Destitution du Prince Andrew : « Charles III était acculé, c’était intenable »
Le prince Andrew a renoncé à son titre de duc d’York à mi-octobre et a désormais perdu son titre de prince, une décision annoncée par le roi Charles III. Les filles d’Andrew, Eugenie et Beatrice, conserveront leur titre de princesses conformément aux lettres patentes de 1917.

Le couperet est tombé pour Andrew. Après avoir renoncé de son propre chef, à mi-octobre, à son titre de duc d’York, le troisième fils de la reine Elizabeth vient de perdre celui de prince, une décision historique prise par son frère, le roi Charles III, jeudi soir. En conséquence, Andrew devra également quitter sa résidence de Royal Lodge près de Windsor pour s’installer dans le Norfolk, à près de 200 km de Londres.

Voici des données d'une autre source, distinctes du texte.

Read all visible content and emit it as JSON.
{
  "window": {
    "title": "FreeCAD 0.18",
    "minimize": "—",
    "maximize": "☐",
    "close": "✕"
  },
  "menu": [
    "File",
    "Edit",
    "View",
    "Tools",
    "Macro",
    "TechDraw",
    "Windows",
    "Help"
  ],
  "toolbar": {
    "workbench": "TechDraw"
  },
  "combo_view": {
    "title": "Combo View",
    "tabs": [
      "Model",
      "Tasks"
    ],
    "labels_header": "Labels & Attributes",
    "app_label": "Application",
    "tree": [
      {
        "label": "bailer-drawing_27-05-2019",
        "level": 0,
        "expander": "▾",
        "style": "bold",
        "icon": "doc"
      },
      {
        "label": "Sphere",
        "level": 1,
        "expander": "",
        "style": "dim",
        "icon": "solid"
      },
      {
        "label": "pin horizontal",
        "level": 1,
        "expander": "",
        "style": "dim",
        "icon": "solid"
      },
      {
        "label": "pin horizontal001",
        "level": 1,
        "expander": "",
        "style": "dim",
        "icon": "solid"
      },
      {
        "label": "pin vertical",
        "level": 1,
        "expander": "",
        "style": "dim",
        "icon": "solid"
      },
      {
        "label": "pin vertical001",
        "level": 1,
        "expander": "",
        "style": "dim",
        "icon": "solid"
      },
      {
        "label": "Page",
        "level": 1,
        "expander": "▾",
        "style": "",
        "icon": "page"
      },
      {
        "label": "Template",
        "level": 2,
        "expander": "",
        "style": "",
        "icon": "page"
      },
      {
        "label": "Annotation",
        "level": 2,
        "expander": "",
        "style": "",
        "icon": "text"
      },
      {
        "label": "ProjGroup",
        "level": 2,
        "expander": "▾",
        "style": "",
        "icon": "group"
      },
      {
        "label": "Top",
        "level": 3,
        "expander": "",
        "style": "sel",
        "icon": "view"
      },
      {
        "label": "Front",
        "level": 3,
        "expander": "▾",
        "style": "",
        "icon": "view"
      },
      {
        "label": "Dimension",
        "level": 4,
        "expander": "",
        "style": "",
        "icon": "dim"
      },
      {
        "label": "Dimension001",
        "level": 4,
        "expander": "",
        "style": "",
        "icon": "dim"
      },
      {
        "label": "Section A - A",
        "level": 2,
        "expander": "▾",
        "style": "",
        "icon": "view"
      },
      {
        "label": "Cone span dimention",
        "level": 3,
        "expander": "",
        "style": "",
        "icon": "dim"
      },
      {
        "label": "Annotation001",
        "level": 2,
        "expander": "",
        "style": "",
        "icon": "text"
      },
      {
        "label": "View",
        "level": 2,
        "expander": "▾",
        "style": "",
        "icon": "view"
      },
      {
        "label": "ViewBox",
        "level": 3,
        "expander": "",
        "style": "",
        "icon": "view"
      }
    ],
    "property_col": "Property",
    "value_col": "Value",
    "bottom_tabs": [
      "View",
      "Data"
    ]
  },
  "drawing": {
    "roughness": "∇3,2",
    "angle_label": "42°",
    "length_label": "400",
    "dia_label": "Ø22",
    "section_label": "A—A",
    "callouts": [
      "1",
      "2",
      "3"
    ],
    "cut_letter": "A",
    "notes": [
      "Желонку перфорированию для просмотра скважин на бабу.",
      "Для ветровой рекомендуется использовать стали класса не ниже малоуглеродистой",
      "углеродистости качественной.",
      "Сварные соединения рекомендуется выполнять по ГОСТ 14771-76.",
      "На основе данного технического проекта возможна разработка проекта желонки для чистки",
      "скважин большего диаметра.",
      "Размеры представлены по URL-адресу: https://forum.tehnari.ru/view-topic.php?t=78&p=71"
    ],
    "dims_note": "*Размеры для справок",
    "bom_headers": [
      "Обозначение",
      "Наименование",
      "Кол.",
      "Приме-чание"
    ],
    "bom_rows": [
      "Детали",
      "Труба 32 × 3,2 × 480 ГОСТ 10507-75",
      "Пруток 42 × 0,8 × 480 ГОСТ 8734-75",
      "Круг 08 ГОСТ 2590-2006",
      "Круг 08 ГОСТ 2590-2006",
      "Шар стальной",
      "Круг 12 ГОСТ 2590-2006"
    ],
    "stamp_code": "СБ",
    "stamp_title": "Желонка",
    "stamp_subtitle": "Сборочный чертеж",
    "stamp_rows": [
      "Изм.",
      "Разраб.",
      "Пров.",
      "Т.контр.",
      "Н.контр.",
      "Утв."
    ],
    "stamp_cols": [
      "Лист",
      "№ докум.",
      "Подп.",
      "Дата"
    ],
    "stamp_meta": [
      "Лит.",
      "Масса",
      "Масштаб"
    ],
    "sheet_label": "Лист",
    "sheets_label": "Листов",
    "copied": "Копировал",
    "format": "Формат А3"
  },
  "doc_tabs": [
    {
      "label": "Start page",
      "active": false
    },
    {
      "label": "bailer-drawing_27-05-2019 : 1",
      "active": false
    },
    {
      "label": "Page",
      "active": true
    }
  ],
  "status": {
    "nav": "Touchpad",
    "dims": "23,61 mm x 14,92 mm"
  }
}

Cette disgrâce spectaculaire vient couronner des années de scandales pour Andrew, mis en cause depuis 2011 pour ses liens avec le défunt financier et pédocriminel américain Jeffrey Epstein. Des accusations que ce membre de la famille royale a toujours démenties.
Jugée quelque peu tardive par certains, la décision de Charles III a été saluée par des personnalités britanniques. « C’est vraiment un pas courageux, important et juste de la part du roi », a notamment réagi Lisa Nandy, la secrétaire d’État à la Culture, rapporte l’AFP. Une situation inédite que Maud Garmy, reporter pour le magazine Point de vue, analyse pour 20 Minutes.
Cette décision catégorique du roi Charles III surprend-elle outre-Manche ?
C’était devenu inévitable. Au cœur du problème, il y a le scandale sur l’affaire Epstein, d’autant plus marqué depuis la publication, la semaine dernière, des mémoires posthumes de Virginia Giuffre, la principale accusatrice. Mais il y a aussi d’autres aspects, dont celui financier. Alors qu’il était actif au sein de la couronne, Andrew a été le représentant spécial du Royaume-Uni pour le commerce. Il a eu des connexions financières multiples et des soupçons existent sur des prises d’intérêts personnels. C’est un autre aspect qui pourrait éclater à son tour et pour l’institution, il est absolument impossible que cela devienne un scandale d’État qui entacherait à nouveau la monarchie. D’après l’opinion publique, près de 80 % des Britanniques étaient favorables au retrait des titres d’Andrew. La situation devenait intenable, Charles était acculé… Il a tranché, là où la reine Elizabeth n’avait pas réussi de manière complètement définitive parce qu’elle était mère et qu’Andrew était un peu son favori.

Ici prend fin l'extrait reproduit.